# Ceiling fun --- New sheetrock meets old plaster!



## AtlanticWBConst. (May 12, 2006)

TivoTron said:


> ....Is there anything you could suggest for this rock-meets-plaster joint?...


 
Where does the plaster meet the sheetrock? Do you have pictures?


----------



## TivoTron (Feb 13, 2008)

AtlanticWBConst. said:


> Where does the plaster meet the sheetrock? Do you have pictures?


Let me grab a picture for you tonight - thanks!

Basically, I took out a 4x4 piece of plaster from one corner of the living room and replaced it with sheetrock. It all lines up, but it keeps cracking at the joint (presumably since there is some weight on the ceiling).

Thanks again.


----------



## AtlanticWBConst. (May 12, 2006)

1) What did you attach the sheetrock patch to?
2.) How did you attach the sheetrock Patch?
3.) What did you coat the seam with?
4.) How did you coat the seam?
5.) Did you apply enough coats to the area?
6.) Why did you replace the area?
7.) What is above the area?


----------



## mikey48 (Dec 6, 2007)

Do you tape the seam? If not it will keep cracking.


----------



## TivoTron (Feb 13, 2008)

AtlanticWBConst. said:


> 1) What did you attach the sheetrock patch to?
> 2.) How did you attach the sheetrock Patch?
> 3.) What did you coat the seam with?
> 4.) How did you coat the seam?
> ...


The ceiling area needed to come down in that area since a piece of wall we removed needed fresh ceiling in the removed part.

The sheetrock was attached to the floor studs from the upstairs.

The seam was taped and spackled (a lot).

There is no walking space above the area (closet), but the upstairs contains two bedrooms.

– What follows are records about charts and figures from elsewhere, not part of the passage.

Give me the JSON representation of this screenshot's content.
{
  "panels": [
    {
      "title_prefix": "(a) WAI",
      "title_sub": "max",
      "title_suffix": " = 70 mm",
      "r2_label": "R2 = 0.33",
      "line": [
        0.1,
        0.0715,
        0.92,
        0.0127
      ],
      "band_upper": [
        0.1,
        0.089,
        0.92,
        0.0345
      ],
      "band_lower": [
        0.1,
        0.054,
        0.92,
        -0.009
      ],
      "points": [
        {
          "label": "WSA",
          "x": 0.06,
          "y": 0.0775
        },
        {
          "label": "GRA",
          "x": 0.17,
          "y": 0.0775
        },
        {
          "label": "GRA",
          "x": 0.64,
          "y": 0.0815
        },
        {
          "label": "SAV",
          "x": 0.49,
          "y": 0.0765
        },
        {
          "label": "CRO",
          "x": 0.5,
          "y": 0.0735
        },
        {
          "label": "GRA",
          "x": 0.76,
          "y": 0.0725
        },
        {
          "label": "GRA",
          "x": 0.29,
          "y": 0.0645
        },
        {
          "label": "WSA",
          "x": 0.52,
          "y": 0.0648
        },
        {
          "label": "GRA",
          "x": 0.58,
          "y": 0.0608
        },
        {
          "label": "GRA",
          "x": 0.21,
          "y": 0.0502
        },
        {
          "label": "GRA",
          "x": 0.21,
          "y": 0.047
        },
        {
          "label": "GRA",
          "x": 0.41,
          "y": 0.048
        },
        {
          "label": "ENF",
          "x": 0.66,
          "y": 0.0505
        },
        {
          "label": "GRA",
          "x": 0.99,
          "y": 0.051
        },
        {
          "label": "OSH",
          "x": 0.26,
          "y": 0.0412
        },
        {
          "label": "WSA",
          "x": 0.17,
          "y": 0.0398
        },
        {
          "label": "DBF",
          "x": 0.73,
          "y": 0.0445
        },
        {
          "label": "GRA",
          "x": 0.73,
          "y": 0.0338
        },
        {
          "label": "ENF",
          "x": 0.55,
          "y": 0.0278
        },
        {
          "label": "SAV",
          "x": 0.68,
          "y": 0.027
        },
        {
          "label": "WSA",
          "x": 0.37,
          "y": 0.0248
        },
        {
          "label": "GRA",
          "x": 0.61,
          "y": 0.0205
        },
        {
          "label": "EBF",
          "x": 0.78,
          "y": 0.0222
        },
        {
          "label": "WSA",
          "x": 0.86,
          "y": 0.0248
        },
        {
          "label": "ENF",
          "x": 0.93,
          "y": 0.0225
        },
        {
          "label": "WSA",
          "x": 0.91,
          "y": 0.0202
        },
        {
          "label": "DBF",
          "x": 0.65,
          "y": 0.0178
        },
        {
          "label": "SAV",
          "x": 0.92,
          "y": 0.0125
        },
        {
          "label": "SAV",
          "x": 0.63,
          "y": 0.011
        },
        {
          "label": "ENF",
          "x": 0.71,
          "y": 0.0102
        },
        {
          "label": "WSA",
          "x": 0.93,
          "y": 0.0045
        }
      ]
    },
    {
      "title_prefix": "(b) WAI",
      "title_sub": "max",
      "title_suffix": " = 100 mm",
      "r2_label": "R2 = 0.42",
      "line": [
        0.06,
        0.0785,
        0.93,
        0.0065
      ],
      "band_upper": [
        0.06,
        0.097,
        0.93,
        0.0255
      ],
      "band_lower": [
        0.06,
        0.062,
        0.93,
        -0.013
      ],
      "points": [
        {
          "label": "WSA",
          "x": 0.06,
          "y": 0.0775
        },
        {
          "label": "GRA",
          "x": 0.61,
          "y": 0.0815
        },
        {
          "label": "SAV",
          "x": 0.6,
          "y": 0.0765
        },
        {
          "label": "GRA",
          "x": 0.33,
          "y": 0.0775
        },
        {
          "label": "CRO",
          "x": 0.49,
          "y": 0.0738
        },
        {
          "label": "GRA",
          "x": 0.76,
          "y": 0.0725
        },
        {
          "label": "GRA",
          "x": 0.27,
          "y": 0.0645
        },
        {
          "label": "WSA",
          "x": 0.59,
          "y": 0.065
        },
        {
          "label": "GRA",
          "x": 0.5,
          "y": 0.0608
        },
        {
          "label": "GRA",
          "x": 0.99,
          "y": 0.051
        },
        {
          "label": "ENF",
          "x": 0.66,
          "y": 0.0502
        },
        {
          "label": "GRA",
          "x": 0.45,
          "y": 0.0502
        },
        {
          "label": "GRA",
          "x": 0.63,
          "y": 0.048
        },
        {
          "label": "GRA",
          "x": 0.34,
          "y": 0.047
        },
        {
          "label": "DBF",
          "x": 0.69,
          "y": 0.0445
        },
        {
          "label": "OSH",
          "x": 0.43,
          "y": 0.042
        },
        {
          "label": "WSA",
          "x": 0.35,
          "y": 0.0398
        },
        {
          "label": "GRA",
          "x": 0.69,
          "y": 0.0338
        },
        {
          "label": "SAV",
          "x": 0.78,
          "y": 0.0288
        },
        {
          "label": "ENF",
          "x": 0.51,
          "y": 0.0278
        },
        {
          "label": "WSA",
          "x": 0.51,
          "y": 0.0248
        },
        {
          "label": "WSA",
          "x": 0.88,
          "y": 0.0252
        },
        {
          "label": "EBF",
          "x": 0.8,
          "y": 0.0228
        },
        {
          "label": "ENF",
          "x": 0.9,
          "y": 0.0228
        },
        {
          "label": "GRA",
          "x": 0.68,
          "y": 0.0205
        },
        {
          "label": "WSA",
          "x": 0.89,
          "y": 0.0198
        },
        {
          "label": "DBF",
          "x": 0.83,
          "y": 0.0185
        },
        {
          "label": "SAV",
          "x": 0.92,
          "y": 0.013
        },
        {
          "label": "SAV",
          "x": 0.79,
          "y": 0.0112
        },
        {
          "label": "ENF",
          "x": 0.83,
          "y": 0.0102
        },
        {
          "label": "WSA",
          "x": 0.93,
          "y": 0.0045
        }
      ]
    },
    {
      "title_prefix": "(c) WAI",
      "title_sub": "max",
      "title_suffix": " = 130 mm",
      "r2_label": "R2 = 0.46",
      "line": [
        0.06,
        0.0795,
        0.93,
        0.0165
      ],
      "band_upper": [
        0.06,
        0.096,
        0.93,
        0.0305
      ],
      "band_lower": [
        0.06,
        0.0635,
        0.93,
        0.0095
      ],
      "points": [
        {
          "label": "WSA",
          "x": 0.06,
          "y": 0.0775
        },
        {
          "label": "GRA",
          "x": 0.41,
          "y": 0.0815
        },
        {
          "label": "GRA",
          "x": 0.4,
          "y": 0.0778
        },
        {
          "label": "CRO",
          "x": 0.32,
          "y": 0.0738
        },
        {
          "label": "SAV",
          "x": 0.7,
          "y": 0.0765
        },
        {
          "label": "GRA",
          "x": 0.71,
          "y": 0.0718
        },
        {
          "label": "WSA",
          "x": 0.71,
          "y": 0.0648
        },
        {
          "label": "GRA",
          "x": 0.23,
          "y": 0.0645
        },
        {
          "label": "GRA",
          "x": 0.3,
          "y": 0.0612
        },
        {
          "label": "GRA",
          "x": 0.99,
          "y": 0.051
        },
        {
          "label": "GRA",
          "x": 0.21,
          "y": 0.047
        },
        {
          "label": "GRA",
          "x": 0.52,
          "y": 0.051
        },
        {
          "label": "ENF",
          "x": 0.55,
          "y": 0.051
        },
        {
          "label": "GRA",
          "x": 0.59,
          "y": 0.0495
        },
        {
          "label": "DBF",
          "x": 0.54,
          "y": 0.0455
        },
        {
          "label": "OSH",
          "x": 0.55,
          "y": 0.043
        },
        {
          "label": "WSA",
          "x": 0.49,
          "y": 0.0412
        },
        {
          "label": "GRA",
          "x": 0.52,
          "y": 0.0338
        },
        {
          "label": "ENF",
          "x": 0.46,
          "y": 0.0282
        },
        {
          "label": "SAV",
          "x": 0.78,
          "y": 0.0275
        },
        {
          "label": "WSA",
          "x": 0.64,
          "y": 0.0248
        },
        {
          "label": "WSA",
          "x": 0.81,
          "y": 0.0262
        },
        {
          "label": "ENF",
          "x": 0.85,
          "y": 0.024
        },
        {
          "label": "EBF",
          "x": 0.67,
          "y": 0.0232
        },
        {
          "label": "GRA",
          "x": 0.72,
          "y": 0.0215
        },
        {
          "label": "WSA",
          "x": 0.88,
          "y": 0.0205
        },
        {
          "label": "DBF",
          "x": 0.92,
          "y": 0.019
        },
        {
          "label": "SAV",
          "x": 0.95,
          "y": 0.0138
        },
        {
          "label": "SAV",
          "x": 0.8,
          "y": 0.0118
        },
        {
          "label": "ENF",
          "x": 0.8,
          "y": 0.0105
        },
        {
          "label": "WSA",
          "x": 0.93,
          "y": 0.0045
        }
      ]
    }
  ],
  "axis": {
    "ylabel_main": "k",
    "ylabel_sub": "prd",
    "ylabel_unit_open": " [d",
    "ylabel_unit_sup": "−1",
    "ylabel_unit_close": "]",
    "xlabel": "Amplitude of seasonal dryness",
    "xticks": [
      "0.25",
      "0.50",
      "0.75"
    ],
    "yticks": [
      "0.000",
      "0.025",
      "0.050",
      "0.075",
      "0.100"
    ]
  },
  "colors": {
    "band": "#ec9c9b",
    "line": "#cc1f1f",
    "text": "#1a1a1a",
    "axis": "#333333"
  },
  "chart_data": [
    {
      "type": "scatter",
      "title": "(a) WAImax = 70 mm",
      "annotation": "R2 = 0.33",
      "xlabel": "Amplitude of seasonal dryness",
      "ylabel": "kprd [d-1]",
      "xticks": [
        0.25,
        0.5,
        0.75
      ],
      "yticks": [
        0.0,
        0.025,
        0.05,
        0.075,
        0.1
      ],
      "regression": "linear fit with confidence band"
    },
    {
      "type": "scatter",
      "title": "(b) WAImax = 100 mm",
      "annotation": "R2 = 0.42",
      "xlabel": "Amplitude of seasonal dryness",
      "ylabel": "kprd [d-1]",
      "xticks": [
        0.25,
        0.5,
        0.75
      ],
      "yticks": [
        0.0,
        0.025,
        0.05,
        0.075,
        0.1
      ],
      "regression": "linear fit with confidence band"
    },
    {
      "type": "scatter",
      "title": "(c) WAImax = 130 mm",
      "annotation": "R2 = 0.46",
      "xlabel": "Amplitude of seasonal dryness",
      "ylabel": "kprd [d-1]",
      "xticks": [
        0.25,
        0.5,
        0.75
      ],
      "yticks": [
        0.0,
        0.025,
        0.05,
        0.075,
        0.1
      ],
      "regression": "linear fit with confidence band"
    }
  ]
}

I've heard that sheetrock-to-plaster is often a problem...even more so when there is some element of house weight pushing down on the area (no load-bearing issues though).

I'm wondering if there is some sort of solid tape and or gluey substance that could applied to the area, sanded, then painted over to mitigate the cracking.

Picture to come tonight.

Thanks again.


----------



## AtlanticWBConst. (May 12, 2006)

TivoTron said:


> The seam was taped and spackled (a lot).


But, what did you use to tape it with. My guess, at this point is "mesh tape". My other guess is that you used ready mix compound out of a bucket.

Did you attach enough screws at the seams?

If I am correct about the mesh tape, then that is your problem. Always use paper tape when using ready mix compound. (Mesh for "hot Mud"/ Easy Sand Quickdry.



TivoTron said:


> I've heard that sheetrock-to-plaster is often a problem...


No, that is never a problem.



TivoTron said:


> I'm wondering if there is some sort of solid tape and or gluey substance that could applied to the area, sanded, then painted over to mitigate the cracking.


Get back to me first about the mesh vs. paper tape...


----------



## TivoTron (Feb 13, 2008)

AtlanticWBConst. said:


> But, what did you use to tape it with. My guess, at this point is "mesh tape". My other guess is that you used ready mix compound out of a bucket.
> 
> Did you attach enough screws at the seams?
> 
> ...


Both tape was used. The spackle was the stuff that comes in those big white buckets (I think it was the blue-lid, quick dry stuff).


----------



## AtlanticWBConst. (May 12, 2006)

You should use only paper tape with ready mix compound.

1.) Remove tape. scrape down compound....or if need be, remove the patch and start over.

2.) Did you add enough framing to attach the patch to? If not add some. If possible, add a continuous line of wood nailing surface along all seams.

3.) Make sure that all 4 seams are properly screwed off. Make sure that the paper is not broken by the screw heads. 
(If you don't attach enough screws at seams, then this can contribute to cracks)

3.) Make sure that you apply the paper tape properly, with enough compound under it, over the seams.

4.) Coat the areas again per standard procedure (over the paper tape).

Lastly, You could also use Hot mud or easy sand to do your first coating, as it hardens stronger than ready mix. Finish coat it with ready mix...


----------